The flight went smoothly. Landing in Auckland, I strolled to immigration control with the confidence of someone who’s done this a thousand times. But something felt off this time. The officer took my passport, scanned it, and instead of the usual entry stamp, he furrowed his brow and stared at his screen a bit too long.
“Wait here a moment,” he said, his politeness sounding forced.
I watched him signal another officer, who approached, took my passport, and asked me to follow him. Up to that point, I figured it was just a random check—maybe an extra bit of scrutiny, nothing major. But when they ushered me into a separate room, I knew something was up.
Minutes ticked by, then an hour. Eventually, another official walked in, tablet in hand, and gave me a stern look before speaking.
“Miss, we’ve identified your social media profile, and we have reason to believe your stay in New Zealand doesn’t align with the terms of a tourist visa.”
I blinked, baffled.
“Sorry, what do you mean?”
“Based on your social media history, you earn income from your travels. That’s considered work, and we know you’re involved in the sex industry. A tourist visa isn’t appropriate for entering New Zealand under those circumstances.”
That’s when it clicked. They’d dug into me before I’d even officially set foot on Kiwi soil. My Instagram, my X account, maybe even my LoverFans—everything was out there for anyone with a Google search. And though my plan was genuinely to explore the country (and, alright, the New Zealanders too), and just do some proper sightseeing, to them, I was only there to work.
I tried to explain. I told them I had no business meetings lined up, no plans to make money directly in New Zealand, that I just wanted to enjoy it and share my experience like I’d done everywhere else. But they wouldn’t budge.
“Sorry,” the officer said, his tone final, “but your entry to New Zealand has been denied.”

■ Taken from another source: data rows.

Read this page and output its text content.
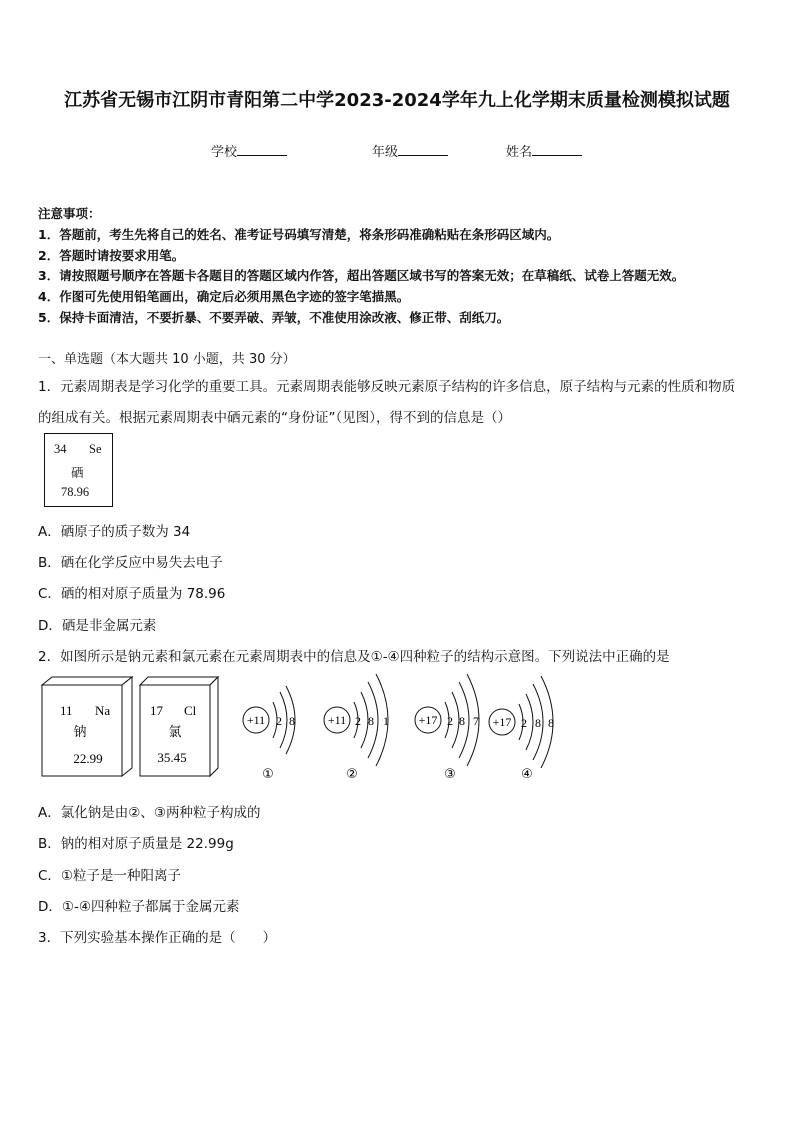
江苏省无锡市江阴市青阳第二中学2023-2024学年九上化学期末质量检测模拟试题
学校	年级	姓名
注意事项：
1．答题前，考生先将自己的姓名、准考证号码填写清楚，将条形码准确粘贴在条形码区域内。
2．答题时请按要求用笔。
3．请按照题号顺序在答题卡各题目的答题区域内作答，超出答题区域书写的答案无效；在草稿纸、试卷上答题无效。
4．作图可先使用铅笔画出，确定后必须用黑色字迹的签字笔描黑。
5．保持卡面清洁，不要折暴、不要弄破、弄皱，不准使用涂改液、修正带、刮纸刀。
一、单选题（本大题共 10 小题，共 30 分）
1．元素周期表是学习化学的重要工具。元素周期表能够反映元素原子结构的许多信息，原子结构与元素的性质和物质
的组成有关。根据元素周期表中硒元素的“身份证”（见图），得不到的信息是（）
34 Se
硒
78.96
A．硒原子的质子数为 34
B．硒在化学反应中易失去电子
C．硒的相对原子质量为 78.96
D．硒是非金属元素
2．如图所示是钠元素和氯元素在元素周期表中的信息及①-④四种粒子的结构示意图。下列说法中正确的是
11 Na
钠
22.99
17 Cl
氯
35.45
+11 2 8
①
+11 2 8 1
②
+17 2 8 7
③
+17 2 8 8
④
A．氯化钠是由②、③两种粒子构成的
B．钠的相对原子质量是 22.99g
C．①粒子是一种阳离子
D．①-④四种粒子都属于金属元素
3．下列实验基本操作正确的是（　　）
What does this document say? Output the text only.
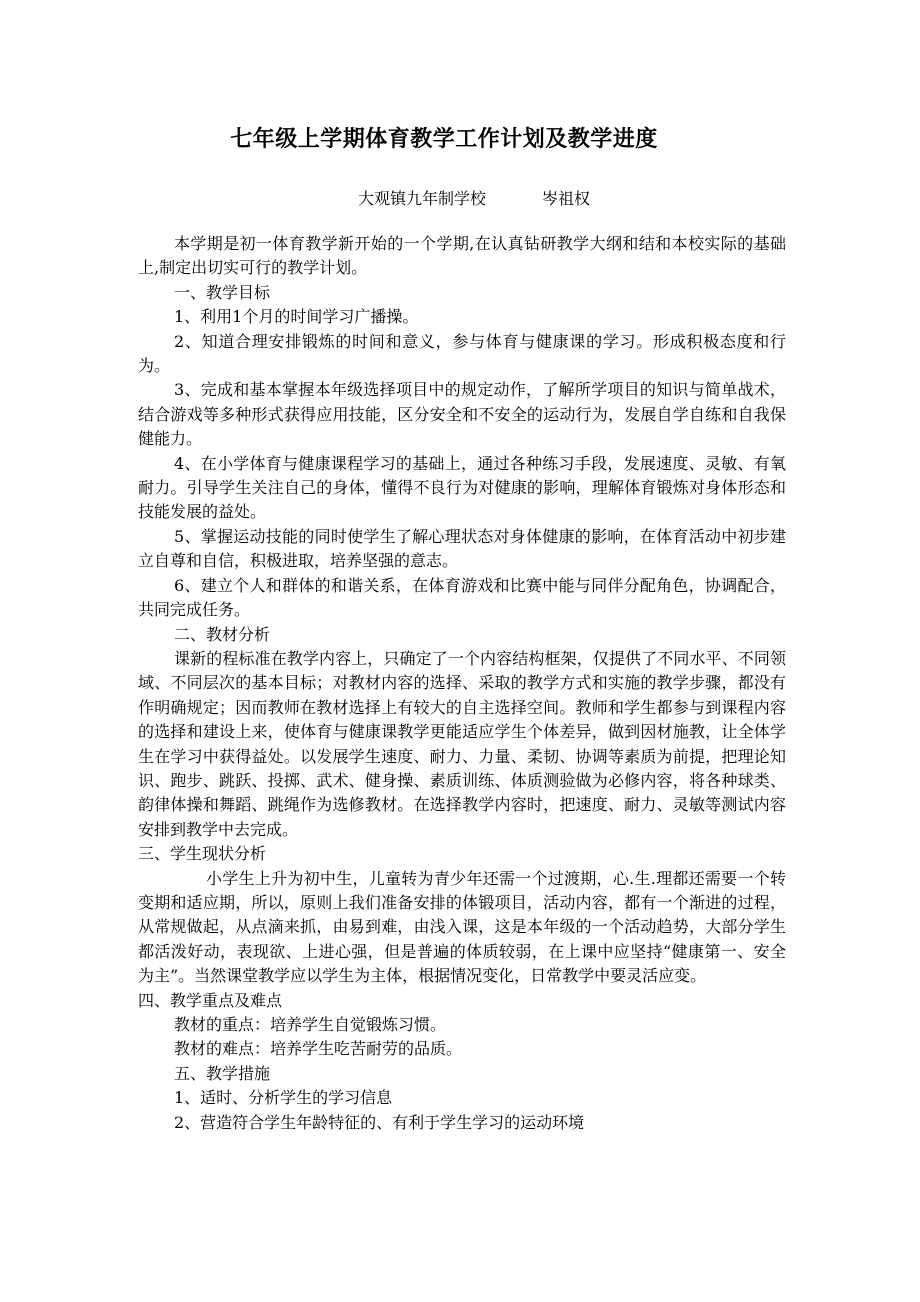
七年级上学期体育教学工作计划及教学进度
大观镇九年制学校	岑祖权

本学期是初一体育教学新开始的一个学期,在认真钻研教学大纲和结和本校实际的基础上,制定出切实可行的教学计划。

一、教学目标

1、利用1个月的时间学习广播操。

2、知道合理安排锻炼的时间和意义，参与体育与健康课的学习。形成积极态度和行为。

3、完成和基本掌握本年级选择项目中的规定动作，了解所学项目的知识与简单战术，结合游戏等多种形式获得应用技能，区分安全和不安全的运动行为，发展自学自练和自我保健能力。

4、在小学体育与健康课程学习的基础上，通过各种练习手段，发展速度、灵敏、有氧耐力。引导学生关注自己的身体，懂得不良行为对健康的影响，理解体育锻炼对身体形态和技能发展的益处。

5、掌握运动技能的同时使学生了解心理状态对身体健康的影响，在体育活动中初步建立自尊和自信，积极进取，培养坚强的意志。

6、建立个人和群体的和谐关系，在体育游戏和比赛中能与同伴分配角色，协调配合，共同完成任务。

二、教材分析

课新的程标准在教学内容上，只确定了一个内容结构框架，仅提供了不同水平、不同领域、不同层次的基本目标；对教材内容的选择、采取的教学方式和实施的教学步骤，都没有作明确规定；因而教师在教材选择上有较大的自主选择空间。教师和学生都参与到课程内容的选择和建设上来，使体育与健康课教学更能适应学生个体差异，做到因材施教，让全体学生在学习中获得益处。以发展学生速度、耐力、力量、柔韧、协调等素质为前提，把理论知识、跑步、跳跃、投掷、武术、健身操、素质训练、体质测验做为必修内容，将各种球类、韵律体操和舞蹈、跳绳作为选修教材。在选择教学内容时，把速度、耐力、灵敏等测试内容安排到教学中去完成。

三、学生现状分析

小学生上升为初中生，儿童转为青少年还需一个过渡期，心.生.理都还需要一个转变期和适应期，所以，原则上我们准备安排的体锻项目，活动内容，都有一个渐进的过程，从常规做起，从点滴来抓，由易到难，由浅入课，这是本年级的一个活动趋势，大部分学生都活泼好动，表现欲、上进心强，但是普遍的体质较弱，在上课中应坚持“健康第一、安全为主”。当然课堂教学应以学生为主体，根据情况变化，日常教学中要灵活应变。

四、教学重点及难点

教材的重点：培养学生自觉锻炼习惯。

教材的难点：培养学生吃苦耐劳的品质。

五、教学措施

1、适时、分析学生的学习信息

2、营造符合学生年龄特征的、有利于学生学习的运动环境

They kept me there for over 35 hours, stuck in this room…

the room was the best room for being in a kind of arrested. I had ilimited water and a private bathroom and I can take a shower, they gave me clean towels and sheets, and 2 pillows. They were polite all the time, except for a old woman trying to bother me. But she calmed down after I asked her, ‘Does it turn you on to shout at me and wind me up?’
They put up these notices in th wall in every language stating that we are not detained, yet I wasn’t allowed to leave the room without being escorted. Funy.
And I wasn’t allowed to book my next flight either. They put me on the same flight I arrived on. At least I didn’t have to pay for it, but I absolutely hate flying economy.
The inmigration officers escorted me back onto a plane bound for Australia. As we took off, I gazed out the window at the land I’d dreamed of exploring, now slipping out of reach—at least for the time being.
I learned a hard lesson that day: social media fame can open doors, but it can slam them shut too. In this hyper-connected world, you know you’ve gone too far when they stop you at the border.
The moral of the story? God clearly doesn’t want me in New Zealand.